常備の軍のように船を用意することが難しいので、『傭兵』として船を雇う。その際の雇用契約の一つに『私掠の許可』が入っていると言えば良いだろう。つまり、『王国のために戦え。その代わり、勝利した後の略奪を許可する』というものだ。
それが主客転倒しているのがこの国の『私掠免状』であるといえる。百年戦争の際も『騎行』で略奪旅行をするのが目的であった事を考えると、今も昔も行動様式は変わっていない。王国の戦力と統治が拡充し、昔のように陸を荒せないとなった結果、狩場を海の上へと変えたということだろうか。
料理人が法国仕込みと言うのは実は意味がある。『法国風』というのは、いまリンデを中心に女王陛下の宮廷においてももてはやされているのである。

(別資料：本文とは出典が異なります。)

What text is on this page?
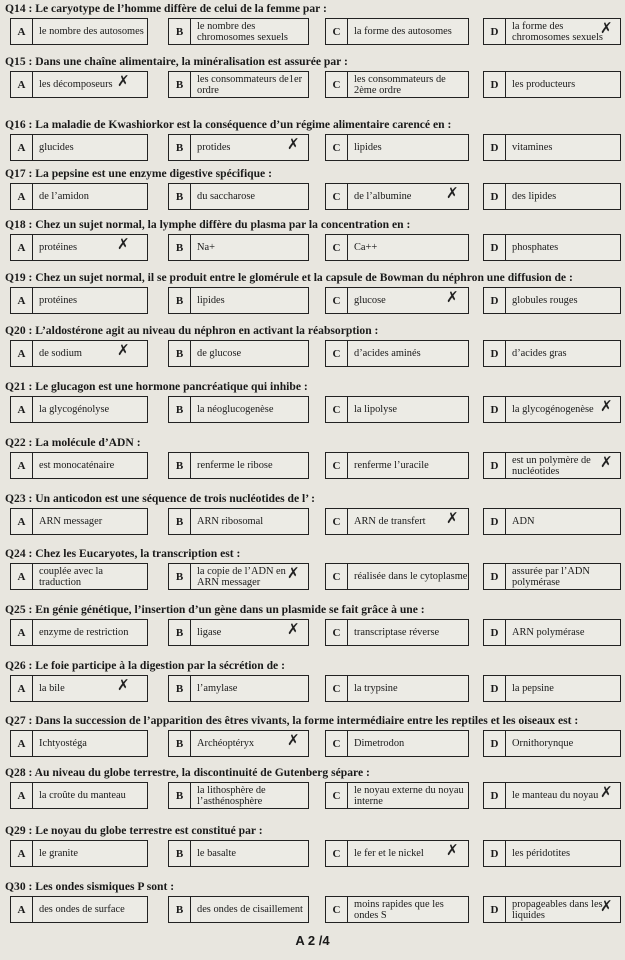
Q14 : Le caryotype de l’homme diffère de celui de la femme par :
A	le nombre des autosomes	B	le nombre des chromosomes sexuels	C	la forme des autosomes	D	la forme des chromosomes sexuels
✗
Q15 : Dans une chaîne alimentaire, la minéralisation est assurée par :
A	les décomposeurs ✗	B	les consommateurs de1er ordre	C	les consommateurs de 2ème ordre	D	les producteurs
Q16 : La maladie de Kwashiorkor est la conséquence d’un régime alimentaire carencé en :
A	glucides	B	protides	✗	C	lipides	D	vitamines
Q17 : La pepsine est une enzyme digestive spécifique :
A	de l’amidon	B	du saccharose	C	de l’albumine	✗	D	des lipides
Q18 : Chez un sujet normal, la lymphe diffère du plasma par la concentration en :
A	protéines	✗	B	Na+	C	Ca++	D	phosphates
Q19 : Chez un sujet normal, il se produit entre le glomérule et la capsule de Bowman du néphron une diffusion de :
A	protéines	B	lipides	C	glucose	✗	D	globules rouges
Q20 : L’aldostérone agit au niveau du néphron en activant la réabsorption :
A	de sodium	✗	B	de glucose	C	d’acides aminés	D	d’acides gras
Q21 : Le glucagon est une hormone pancréatique qui inhibe :
A	la glycogénolyse	B	la néoglucogenèse	C	la lipolyse	D	la glycogénogenèse ✗
Q22 : La molécule d’ADN :
A	est monocaténaire	B	renferme le ribose	C	renferme l’uracile	D	est un polymère de nucléotides	✗
Q23 : Un anticodon est une séquence de trois nucléotides de l’ :
A	ARN messager	B	ARN ribosomal	C	ARN de transfert	✗	D	ADN
Q24 : Chez les Eucaryotes, la transcription est :
A	couplée avec la traduction	B	la copie de l’ADN en ARN messager	✗	C	réalisée dans le cytoplasme	D	assurée par l’ADN polymérase
Q25 : En génie génétique, l’insertion d’un gène dans un plasmide se fait grâce à une :
A	enzyme de restriction	B	ligase	✗	C	transcriptase réverse	D	ARN polymérase
Q26 : Le foie participe à la digestion par la sécrétion de :
A	la bile	✗	B	l’amylase	C	la trypsine	D	la pepsine
Q27 : Dans la succession de l’apparition des êtres vivants, la forme intermédiaire entre les reptiles et les oiseaux est :
A	Ichtyostéga	B	Archéoptéryx	✗	C	Dimetrodon	D	Ornithorynque
Q28 : Au niveau du globe terrestre, la discontinuité de Gutenberg sépare :
A	la croûte du manteau	B	la lithosphère de l’asthénosphère	C	le noyau externe du noyau interne	D	le manteau du noyau ✗
Q29 : Le noyau du globe terrestre est constitué par :
A	le granite	B	le basalte	C	le fer et le nickel	✗	D	les péridotites
Q30 : Les ondes sismiques P sont :
A	des ondes de surface	B	des ondes de cisaillement	C	moins rapides que les ondes S	D	propageables dans les liquides	✗
A 2 /4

「わざわざ古代語をセリフに入れた芝居なんて作らせているんだってさ」
「……恥ずかしいわね」
「一周回っておしゃれ感覚なんですか?」
父王の時代から、派手好き見栄っ張りの風潮は変わっていないのだという。
「確かに、あの襟回りの飾りは法国から始まった流行だけれどさ」
姉曰く、田舎に行くほど極端になっていくのだという。なので、リンデのそれはとても下品に見えるのだとか。何事も中庸が大切なのである。